José Eduardo Franco dos Reis, um juiz aposentado de São Paulo, viveu quarenta e cinco anos sob a falsa identidade de Edward Albert Lancelot Dodd Canterbury Caterham Wickfield. A fraude foi descoberta após ele solicitar um duplicado de identidade, onde foram encontradas impressões digitais de duas pessoas diferentes. A polícia investiga o caso por uso de documentação falsa e fraude.

Durante sua carreira, o magistrado se apresentava como um nobre britânico, mantendo hábitos excêntricos, como o consumo de chá às cinco horas da tarde.

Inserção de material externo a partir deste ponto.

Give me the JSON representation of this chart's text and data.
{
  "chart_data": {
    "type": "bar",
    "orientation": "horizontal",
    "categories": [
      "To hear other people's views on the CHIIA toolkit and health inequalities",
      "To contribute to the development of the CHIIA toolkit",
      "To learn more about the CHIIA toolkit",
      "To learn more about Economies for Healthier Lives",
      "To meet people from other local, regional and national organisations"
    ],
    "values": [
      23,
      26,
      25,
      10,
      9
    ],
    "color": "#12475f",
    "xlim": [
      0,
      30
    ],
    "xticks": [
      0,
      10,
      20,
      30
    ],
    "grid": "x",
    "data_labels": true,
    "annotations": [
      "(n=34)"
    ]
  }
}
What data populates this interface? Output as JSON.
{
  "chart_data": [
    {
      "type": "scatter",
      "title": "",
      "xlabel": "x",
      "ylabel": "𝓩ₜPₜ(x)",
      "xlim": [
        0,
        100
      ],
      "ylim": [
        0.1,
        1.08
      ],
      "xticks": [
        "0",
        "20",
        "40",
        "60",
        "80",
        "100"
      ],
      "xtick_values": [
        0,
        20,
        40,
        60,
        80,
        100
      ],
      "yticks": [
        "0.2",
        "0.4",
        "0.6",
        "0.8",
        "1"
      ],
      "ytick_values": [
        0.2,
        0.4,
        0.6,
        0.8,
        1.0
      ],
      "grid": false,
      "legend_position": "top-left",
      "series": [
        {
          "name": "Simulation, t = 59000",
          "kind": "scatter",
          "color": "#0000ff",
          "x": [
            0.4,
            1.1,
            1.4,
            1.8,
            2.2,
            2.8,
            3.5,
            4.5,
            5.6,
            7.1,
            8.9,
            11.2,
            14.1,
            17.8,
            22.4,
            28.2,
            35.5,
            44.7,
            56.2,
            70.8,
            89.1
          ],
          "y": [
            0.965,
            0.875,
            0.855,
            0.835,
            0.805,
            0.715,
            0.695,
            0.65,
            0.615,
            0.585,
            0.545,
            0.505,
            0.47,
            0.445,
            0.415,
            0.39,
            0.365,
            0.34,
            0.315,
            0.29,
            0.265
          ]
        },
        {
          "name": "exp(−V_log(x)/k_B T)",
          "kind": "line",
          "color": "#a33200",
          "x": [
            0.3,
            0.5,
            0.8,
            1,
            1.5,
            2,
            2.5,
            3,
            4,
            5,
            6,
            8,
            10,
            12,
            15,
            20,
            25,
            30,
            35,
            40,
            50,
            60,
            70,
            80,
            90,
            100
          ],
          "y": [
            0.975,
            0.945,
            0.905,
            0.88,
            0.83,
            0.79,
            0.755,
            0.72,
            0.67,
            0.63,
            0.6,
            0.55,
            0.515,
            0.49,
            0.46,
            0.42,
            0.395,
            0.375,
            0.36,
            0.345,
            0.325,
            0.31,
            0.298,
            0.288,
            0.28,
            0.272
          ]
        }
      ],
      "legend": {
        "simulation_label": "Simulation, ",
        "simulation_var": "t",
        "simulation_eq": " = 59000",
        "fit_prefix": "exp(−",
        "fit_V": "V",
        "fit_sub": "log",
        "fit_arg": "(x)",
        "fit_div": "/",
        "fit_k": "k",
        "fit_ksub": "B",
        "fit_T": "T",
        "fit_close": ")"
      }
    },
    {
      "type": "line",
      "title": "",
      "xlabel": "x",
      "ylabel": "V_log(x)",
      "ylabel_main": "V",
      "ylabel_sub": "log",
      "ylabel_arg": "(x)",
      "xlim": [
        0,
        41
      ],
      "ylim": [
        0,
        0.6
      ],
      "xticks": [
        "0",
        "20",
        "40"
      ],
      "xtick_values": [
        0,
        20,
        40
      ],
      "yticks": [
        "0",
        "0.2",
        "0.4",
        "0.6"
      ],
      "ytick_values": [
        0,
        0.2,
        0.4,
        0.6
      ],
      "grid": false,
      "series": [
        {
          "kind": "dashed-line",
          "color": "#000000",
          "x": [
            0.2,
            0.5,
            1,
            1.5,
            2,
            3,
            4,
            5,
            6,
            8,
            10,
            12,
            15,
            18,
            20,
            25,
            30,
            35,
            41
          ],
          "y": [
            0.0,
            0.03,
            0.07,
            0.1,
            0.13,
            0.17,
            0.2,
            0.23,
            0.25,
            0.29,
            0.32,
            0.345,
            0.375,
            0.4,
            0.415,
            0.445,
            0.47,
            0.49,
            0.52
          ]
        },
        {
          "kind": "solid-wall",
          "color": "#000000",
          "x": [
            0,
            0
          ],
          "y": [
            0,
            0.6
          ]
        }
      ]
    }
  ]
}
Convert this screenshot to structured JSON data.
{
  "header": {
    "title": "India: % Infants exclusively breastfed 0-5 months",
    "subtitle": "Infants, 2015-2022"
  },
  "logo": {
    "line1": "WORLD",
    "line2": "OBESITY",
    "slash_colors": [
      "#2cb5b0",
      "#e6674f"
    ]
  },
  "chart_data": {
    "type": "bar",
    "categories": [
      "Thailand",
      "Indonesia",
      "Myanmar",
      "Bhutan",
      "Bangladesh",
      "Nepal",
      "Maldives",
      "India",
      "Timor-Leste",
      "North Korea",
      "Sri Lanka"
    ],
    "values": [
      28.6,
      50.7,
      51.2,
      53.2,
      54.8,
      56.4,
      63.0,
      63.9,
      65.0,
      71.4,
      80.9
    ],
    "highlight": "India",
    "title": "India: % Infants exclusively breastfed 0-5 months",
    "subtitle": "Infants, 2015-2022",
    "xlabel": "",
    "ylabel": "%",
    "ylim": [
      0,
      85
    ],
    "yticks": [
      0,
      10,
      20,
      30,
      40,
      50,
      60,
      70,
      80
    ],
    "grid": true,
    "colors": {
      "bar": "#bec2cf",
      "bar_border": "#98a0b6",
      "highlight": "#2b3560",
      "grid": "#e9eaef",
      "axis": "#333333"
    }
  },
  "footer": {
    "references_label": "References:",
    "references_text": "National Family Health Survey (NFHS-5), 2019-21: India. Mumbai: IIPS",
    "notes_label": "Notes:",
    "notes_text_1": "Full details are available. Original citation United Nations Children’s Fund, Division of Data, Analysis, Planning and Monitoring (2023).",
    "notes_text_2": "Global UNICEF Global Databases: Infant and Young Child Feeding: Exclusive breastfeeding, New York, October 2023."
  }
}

Ele alegava ser filho de pais britânicos e, mesmo com seu nome incomum, nunca levantou suspeitas durante suas atividades judiciais. O Ministério Público de São Paulo formalizou a denúncia contra ele, que ainda não foi julgada.

A identidade falsa foi criada por Reis na adolescência, antes de ingressar na Universidade de São Paulo. Ele manteve ativa sua identidade brasileira, renovando-a periodicamente, o que facilitou a manutenção da farsa. A fraude foi descoberta em outubro de dois mil e vinte e quatro, quando ele foi ao Poupatempo para solicitar um novo documento.

Após a revelação, o juiz desapareceu e não foi mais encontrado. A investigação revelou que ele usou documentos falsos para obter sua identidade britânica, incluindo um certificado de reservista do Exército e outros documentos fraudulentos. A informatização dos registros facilitou a descoberta da fraude, encerrando décadas de mentiras.